Freitag, 13. Oktober 2017

Berufsethos

Lesehäsinnen, -häseriche und mitgemeinte Genders, mir wurde ein höchst bedenkliches Dokument zugespielt. Also, ehrlich gesagt habe ich es in meinem Briefkasten gefunden, wie tausend andere Wahlberechtigtinnen auch, denn es handelt sich um einen Brief von Bundeskanzler Kern („von“ nicht in dem Sinne, dass er ihn selbst verfasst hätte – das hat, wenn ich mich nicht täusche, im Wesentlichen eine liebe Freundin eures Kolumnators erledigt – sondern in dem Sinne, dass sein Team den Inhalt vorgegeben und die Formulierung abgesegnet hat. Alles ist sehr überzeugend, doch bin ich über diesen Satz gestolpert: „Ich bin kein Berufspolitiker.“, gefolgt von der Versicherung, dass der Kanzler keinen Wert auf Dienstwagen, Posten und ähnliches lege.
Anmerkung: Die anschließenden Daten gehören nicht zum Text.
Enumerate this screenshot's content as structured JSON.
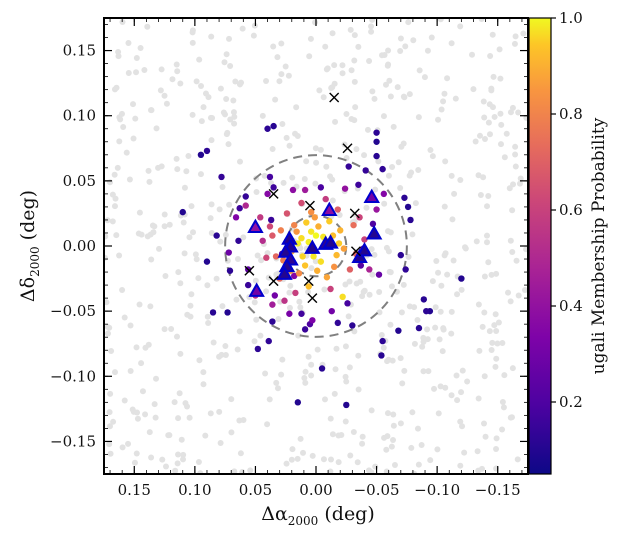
{
  "chart_data": {
    "type": "scatter",
    "xlim": [
      0.175,
      -0.175
    ],
    "ylim": [
      -0.175,
      0.175
    ],
    "x_ticks": [
      0.15,
      0.1,
      0.05,
      0.0,
      -0.05,
      -0.1,
      -0.15
    ],
    "x_tick_labels": [
      "0.15",
      "0.10",
      "0.05",
      "0.00",
      "−0.05",
      "−0.10",
      "−0.15"
    ],
    "y_ticks": [
      0.15,
      0.1,
      0.05,
      0.0,
      -0.05,
      -0.1,
      -0.15
    ],
    "y_tick_labels": [
      "0.15",
      "0.10",
      "0.05",
      "0.00",
      "−0.05",
      "−0.10",
      "−0.15"
    ],
    "xlabel_symbol": "Δα",
    "xlabel_subscript": "2000",
    "xlabel_unit": " (deg)",
    "ylabel_symbol": "Δδ",
    "ylabel_subscript": "2000",
    "ylabel_unit": " (deg)",
    "colorbar": {
      "label": "ugali Membership Probability",
      "range": [
        0.05,
        1.0
      ],
      "ticks": [
        0.2,
        0.4,
        0.6,
        0.8,
        1.0
      ],
      "tick_labels": [
        "0.2",
        "0.4",
        "0.6",
        "0.8",
        "1.0"
      ],
      "colormap": "plasma"
    },
    "circles": [
      {
        "radius_deg": 0.075,
        "center": [
          0,
          0
        ],
        "style": "dashed",
        "color": "#808080"
      },
      {
        "radius_deg": 0.025,
        "center": [
          0,
          0
        ],
        "style": "dashed",
        "color": "#808080"
      }
    ],
    "background_color": "#e2e2e2",
    "background_count": 650,
    "members": [
      [
        0.008,
        0.018,
        0.95
      ],
      [
        0.004,
        0.011,
        0.98
      ],
      [
        -0.002,
        0.015,
        0.9
      ],
      [
        0.012,
        0.006,
        0.97
      ],
      [
        0.016,
        0.011,
        0.85
      ],
      [
        -0.008,
        0.004,
        0.99
      ],
      [
        0.003,
        -0.002,
        0.96
      ],
      [
        -0.014,
        0.008,
        0.93
      ],
      [
        0.02,
        -0.004,
        0.88
      ],
      [
        -0.004,
        -0.012,
        0.97
      ],
      [
        0.009,
        -0.015,
        0.94
      ],
      [
        -0.017,
        -0.007,
        0.92
      ],
      [
        0.024,
        0.004,
        0.9
      ],
      [
        0.001,
        0.022,
        0.86
      ],
      [
        -0.011,
        0.019,
        0.95
      ],
      [
        0.014,
        -0.021,
        0.82
      ],
      [
        -0.02,
        0.012,
        0.91
      ],
      [
        0.006,
        0.003,
        0.99
      ],
      [
        -0.006,
        0.007,
        0.98
      ],
      [
        0.018,
        0.016,
        0.8
      ],
      [
        -0.023,
        -0.002,
        0.87
      ],
      [
        0.011,
        -0.008,
        0.96
      ],
      [
        -0.001,
        -0.019,
        0.9
      ],
      [
        0.027,
        -0.011,
        0.78
      ],
      [
        -0.015,
        -0.016,
        0.84
      ],
      [
        0.004,
        0.026,
        0.83
      ],
      [
        0.021,
        -0.019,
        0.86
      ],
      [
        -0.009,
        -0.024,
        0.88
      ],
      [
        0.015,
        0.002,
        0.99
      ],
      [
        -0.019,
        0.002,
        0.95
      ],
      [
        0.0,
        0.008,
        1.0
      ],
      [
        0.002,
        -0.008,
        0.98
      ],
      [
        -0.022,
        -0.039,
        0.97
      ],
      [
        0.006,
        -0.031,
        0.93
      ],
      [
        0.029,
        0.012,
        0.79
      ],
      [
        0.033,
        -0.008,
        0.72
      ],
      [
        -0.031,
        0.016,
        0.74
      ],
      [
        -0.028,
        -0.018,
        0.7
      ],
      [
        0.036,
        0.008,
        0.68
      ],
      [
        0.024,
        0.025,
        0.66
      ],
      [
        -0.018,
        0.028,
        0.69
      ],
      [
        0.03,
        -0.025,
        0.73
      ],
      [
        -0.033,
        -0.006,
        0.71
      ],
      [
        0.041,
        -0.009,
        0.62
      ],
      [
        -0.04,
        0.005,
        0.6
      ],
      [
        0.012,
        0.033,
        0.64
      ],
      [
        -0.008,
        0.036,
        0.58
      ],
      [
        0.038,
        0.015,
        0.63
      ],
      [
        -0.036,
        0.022,
        0.61
      ],
      [
        0.017,
        -0.036,
        0.59
      ],
      [
        -0.012,
        -0.033,
        0.6
      ],
      [
        0.046,
        0.022,
        0.57
      ],
      [
        0.026,
        -0.042,
        0.55
      ],
      [
        0.044,
        0.004,
        0.52
      ],
      [
        0.05,
        -0.038,
        0.54
      ],
      [
        0.058,
        0.031,
        0.5
      ],
      [
        0.036,
        -0.045,
        0.45
      ],
      [
        -0.05,
        0.028,
        0.42
      ],
      [
        -0.044,
        -0.018,
        0.48
      ],
      [
        0.009,
        0.043,
        0.44
      ],
      [
        -0.024,
        0.044,
        0.4
      ],
      [
        0.019,
        0.043,
        0.38
      ],
      [
        0.04,
        0.04,
        0.36
      ],
      [
        0.066,
        0.022,
        0.34
      ],
      [
        -0.056,
        0.04,
        0.35
      ],
      [
        0.022,
        -0.052,
        0.32
      ],
      [
        -0.013,
        -0.05,
        0.3
      ],
      [
        0.003,
        -0.057,
        0.33
      ],
      [
        0.072,
        -0.005,
        0.28
      ],
      [
        0.056,
        -0.018,
        0.25
      ],
      [
        0.034,
        -0.038,
        0.3
      ],
      [
        -0.052,
        -0.022,
        0.27
      ],
      [
        0.11,
        0.026,
        0.1
      ],
      [
        0.09,
        0.073,
        0.12
      ],
      [
        0.095,
        0.07,
        0.1
      ],
      [
        0.078,
        0.053,
        0.14
      ],
      [
        0.064,
        0.004,
        0.13
      ],
      [
        0.082,
        0.008,
        0.11
      ],
      [
        0.09,
        -0.012,
        0.1
      ],
      [
        0.071,
        -0.019,
        0.12
      ],
      [
        0.085,
        -0.051,
        0.11
      ],
      [
        0.073,
        -0.051,
        0.1
      ],
      [
        0.056,
        -0.03,
        0.15
      ],
      [
        0.048,
        -0.079,
        0.12
      ],
      [
        0.039,
        -0.073,
        0.13
      ],
      [
        0.036,
        -0.058,
        0.12
      ],
      [
        0.038,
        0.053,
        0.18
      ],
      [
        0.035,
        0.045,
        0.16
      ],
      [
        0.037,
        0.02,
        0.15
      ],
      [
        0.04,
        0.09,
        0.12
      ],
      [
        0.035,
        0.092,
        0.11
      ],
      [
        0.063,
        0.029,
        0.16
      ],
      [
        0.058,
        0.038,
        0.14
      ],
      [
        0.028,
        -0.006,
        0.2
      ],
      [
        0.015,
        -0.12,
        0.1
      ],
      [
        0.012,
        -0.052,
        0.17
      ],
      [
        0.009,
        -0.064,
        0.15
      ],
      [
        -0.005,
        -0.094,
        0.11
      ],
      [
        -0.03,
        -0.061,
        0.12
      ],
      [
        -0.025,
        -0.122,
        0.1
      ],
      [
        -0.054,
        -0.084,
        0.11
      ],
      [
        -0.055,
        -0.073,
        0.12
      ],
      [
        -0.068,
        -0.065,
        0.1
      ],
      [
        -0.085,
        -0.063,
        0.11
      ],
      [
        -0.091,
        -0.05,
        0.12
      ],
      [
        -0.094,
        -0.05,
        0.1
      ],
      [
        -0.089,
        -0.041,
        0.11
      ],
      [
        -0.12,
        -0.025,
        0.1
      ],
      [
        -0.074,
        -0.018,
        0.13
      ],
      [
        -0.07,
        -0.007,
        0.12
      ],
      [
        -0.078,
        0.02,
        0.11
      ],
      [
        -0.076,
        0.03,
        0.1
      ],
      [
        -0.073,
        0.037,
        0.12
      ],
      [
        -0.055,
        0.059,
        0.13
      ],
      [
        -0.05,
        0.069,
        0.11
      ],
      [
        -0.05,
        0.08,
        0.1
      ],
      [
        -0.05,
        0.087,
        0.12
      ],
      [
        -0.047,
        0.017,
        0.2
      ],
      [
        -0.041,
        0.058,
        0.14
      ],
      [
        -0.039,
        -0.002,
        0.24
      ],
      [
        -0.037,
        -0.015,
        0.22
      ],
      [
        -0.035,
        0.047,
        0.16
      ],
      [
        -0.027,
        0.061,
        0.14
      ],
      [
        -0.026,
        -0.044,
        0.18
      ],
      [
        -0.018,
        -0.059,
        0.13
      ],
      [
        0.005,
        -0.06,
        0.2
      ],
      [
        0.018,
        -0.023,
        0.35
      ],
      [
        -0.004,
        0.045,
        0.19
      ]
    ],
    "triangles": [
      [
        0.05,
        0.014,
        0.4
      ],
      [
        0.049,
        -0.035,
        0.3
      ],
      [
        0.022,
        0.005,
        0.1
      ],
      [
        0.021,
        -0.001,
        0.1
      ],
      [
        0.025,
        -0.005,
        0.1
      ],
      [
        0.021,
        -0.011,
        0.12
      ],
      [
        0.024,
        -0.016,
        0.1
      ],
      [
        0.026,
        -0.022,
        0.1
      ],
      [
        0.003,
        -0.002,
        0.1
      ],
      [
        -0.008,
        0.001,
        0.12
      ],
      [
        -0.012,
        0.002,
        0.1
      ],
      [
        -0.011,
        0.027,
        0.38
      ],
      [
        -0.046,
        0.037,
        0.3
      ],
      [
        -0.048,
        0.009,
        0.1
      ],
      [
        -0.036,
        -0.009,
        0.1
      ],
      [
        -0.04,
        -0.004,
        0.1
      ]
    ],
    "crosses": [
      [
        -0.015,
        0.114
      ],
      [
        -0.026,
        0.075
      ],
      [
        0.035,
        0.04
      ],
      [
        0.005,
        0.031
      ],
      [
        -0.032,
        0.025
      ],
      [
        0.055,
        -0.019
      ],
      [
        0.035,
        -0.027
      ],
      [
        0.006,
        -0.027
      ],
      [
        0.003,
        -0.04
      ],
      [
        -0.033,
        -0.004
      ]
    ]
  }
}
Mir scheint das sehr sonderbar. Wenn euch, o Häschen, die Nagezähnchen schmerzen, geht ihr vorzugsweise zu einem Hufschmied, der die Zahnmedizin mehr so als Hobby betreibt? Wenn euch der Sinn nach frischen Semmeln steht, geht ihr dann zum Schuster? Wenn euch Steuerfragen plagen, erholt ihr euch dann bei eurem Osteopathen Rats?
Nur in der Politik lohnt es sich anscheinend, zu versichern, dass man diese Tätigkeit nicht von Berufs wegen ausübe. Denn unser Politikverständnis hinkt unserem Sportverständnis um mindestens 45 Jahre nach: 1972 – als wär’s gestern gewesen! – brodelte die Empörung der Nation, weil das Olympische Komitee gegen unseren Karl Schranz das Amateurgesetz anwendete. Heute verspricht sich ein vielversprechender Bundeskanzler (die frischeren unter euch Häschen haben die Durststrecke Klima – Gusenbauer – Faymann nicht über die volle Distanz bewusst miterlebt und können daher auch nicht nachvollziehen, wie kummererprobtere Sozialdemokraten Herrn Kern sehen oder zumindest gern sähen) Wählerstimmen davon, dass er seinen politischen Amateurstatus aus dem Fenster hängt.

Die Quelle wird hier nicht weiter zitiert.